Some of the most promising developments on medical marijuana are the possibilities it provides for seniors struggling with chronic conditions. Marijuana is known for its broad effect, treating a variety of diseases and disorders without providing significant side effects. This alone makes it stand out in a market filled with opioids and medicines that affect people’s quality of life.
While research on marijuana and its effect on seniors is limited, relying a lot on anecdotal evidence and the doctor who’s prescribing it, a small study that took place in Geneva provided some scientifically based proof.
In the study, 10 women with severe dementia were given a dose of cannabis containing CBD and THC. The study found that the higher the dose, the better the results, with patients demonstrating a calm and more positive behavior, less problems with rigidity and better ability to conduct their daily care.

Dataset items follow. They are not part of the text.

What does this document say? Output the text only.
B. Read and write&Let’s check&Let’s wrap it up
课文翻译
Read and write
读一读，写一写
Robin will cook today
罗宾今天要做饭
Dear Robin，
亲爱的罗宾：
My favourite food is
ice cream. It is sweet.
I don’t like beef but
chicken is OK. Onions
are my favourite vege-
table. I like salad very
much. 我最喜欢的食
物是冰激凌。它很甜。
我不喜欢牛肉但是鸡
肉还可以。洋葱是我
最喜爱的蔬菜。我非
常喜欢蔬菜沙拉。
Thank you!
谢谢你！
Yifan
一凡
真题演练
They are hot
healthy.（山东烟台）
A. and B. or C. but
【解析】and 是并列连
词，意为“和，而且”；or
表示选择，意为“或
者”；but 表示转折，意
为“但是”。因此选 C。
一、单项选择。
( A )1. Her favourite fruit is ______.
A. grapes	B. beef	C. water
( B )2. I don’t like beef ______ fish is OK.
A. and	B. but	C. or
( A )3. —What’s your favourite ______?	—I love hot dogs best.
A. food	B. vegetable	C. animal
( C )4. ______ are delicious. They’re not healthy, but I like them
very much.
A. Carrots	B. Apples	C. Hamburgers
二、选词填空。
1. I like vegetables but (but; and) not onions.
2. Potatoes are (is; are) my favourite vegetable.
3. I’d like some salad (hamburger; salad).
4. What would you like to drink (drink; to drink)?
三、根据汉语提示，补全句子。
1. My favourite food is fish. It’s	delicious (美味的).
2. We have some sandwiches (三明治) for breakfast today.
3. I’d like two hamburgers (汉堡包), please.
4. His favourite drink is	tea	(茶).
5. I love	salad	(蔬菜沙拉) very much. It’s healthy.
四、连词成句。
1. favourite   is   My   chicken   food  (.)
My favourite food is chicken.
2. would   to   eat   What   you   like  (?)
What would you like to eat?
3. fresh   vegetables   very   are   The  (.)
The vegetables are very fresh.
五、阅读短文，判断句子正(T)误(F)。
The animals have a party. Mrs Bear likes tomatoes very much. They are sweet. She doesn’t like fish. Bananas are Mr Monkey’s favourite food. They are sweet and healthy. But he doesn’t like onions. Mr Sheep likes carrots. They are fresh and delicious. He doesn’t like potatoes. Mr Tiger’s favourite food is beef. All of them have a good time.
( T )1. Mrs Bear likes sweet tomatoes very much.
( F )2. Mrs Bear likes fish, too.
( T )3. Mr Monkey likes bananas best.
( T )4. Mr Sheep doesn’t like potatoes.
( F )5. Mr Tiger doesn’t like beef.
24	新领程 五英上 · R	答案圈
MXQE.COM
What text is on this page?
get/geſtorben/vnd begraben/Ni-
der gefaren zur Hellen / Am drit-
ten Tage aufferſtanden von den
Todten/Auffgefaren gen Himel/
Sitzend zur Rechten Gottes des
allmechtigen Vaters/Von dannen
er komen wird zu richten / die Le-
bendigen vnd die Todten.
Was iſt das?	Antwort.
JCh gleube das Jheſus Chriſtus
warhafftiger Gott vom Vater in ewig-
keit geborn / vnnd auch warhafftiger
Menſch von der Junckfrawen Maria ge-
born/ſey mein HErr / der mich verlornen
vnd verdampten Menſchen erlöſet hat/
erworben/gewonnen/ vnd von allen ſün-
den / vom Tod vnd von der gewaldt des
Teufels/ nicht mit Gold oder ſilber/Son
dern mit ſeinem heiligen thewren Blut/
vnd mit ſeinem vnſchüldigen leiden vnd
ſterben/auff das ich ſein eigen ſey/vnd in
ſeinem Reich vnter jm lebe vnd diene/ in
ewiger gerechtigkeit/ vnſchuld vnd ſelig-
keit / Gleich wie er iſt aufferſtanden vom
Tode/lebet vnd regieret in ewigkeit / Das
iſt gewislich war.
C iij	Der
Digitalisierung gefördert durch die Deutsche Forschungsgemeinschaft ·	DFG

Psychotropic medications were removed from the women’s treatment and their behavior improved by 40%, making it easier for their caretakers to do their jobs and for the facility to run smoothly. No negative side effects were reported.
It’s hard for Americans to provide non-invasive medication and treatments for their seniors. Marijuana remains illegal on a federal level, making it challenging for researchers to conduct the necessary experiments and for patients to get the information they need. Still, small studies like this one are changing people’s perceptions. Once marijuana is legal, it means that many more trials and experiments can be conducted, and that the medicinal value of the plant could finally be unlocked.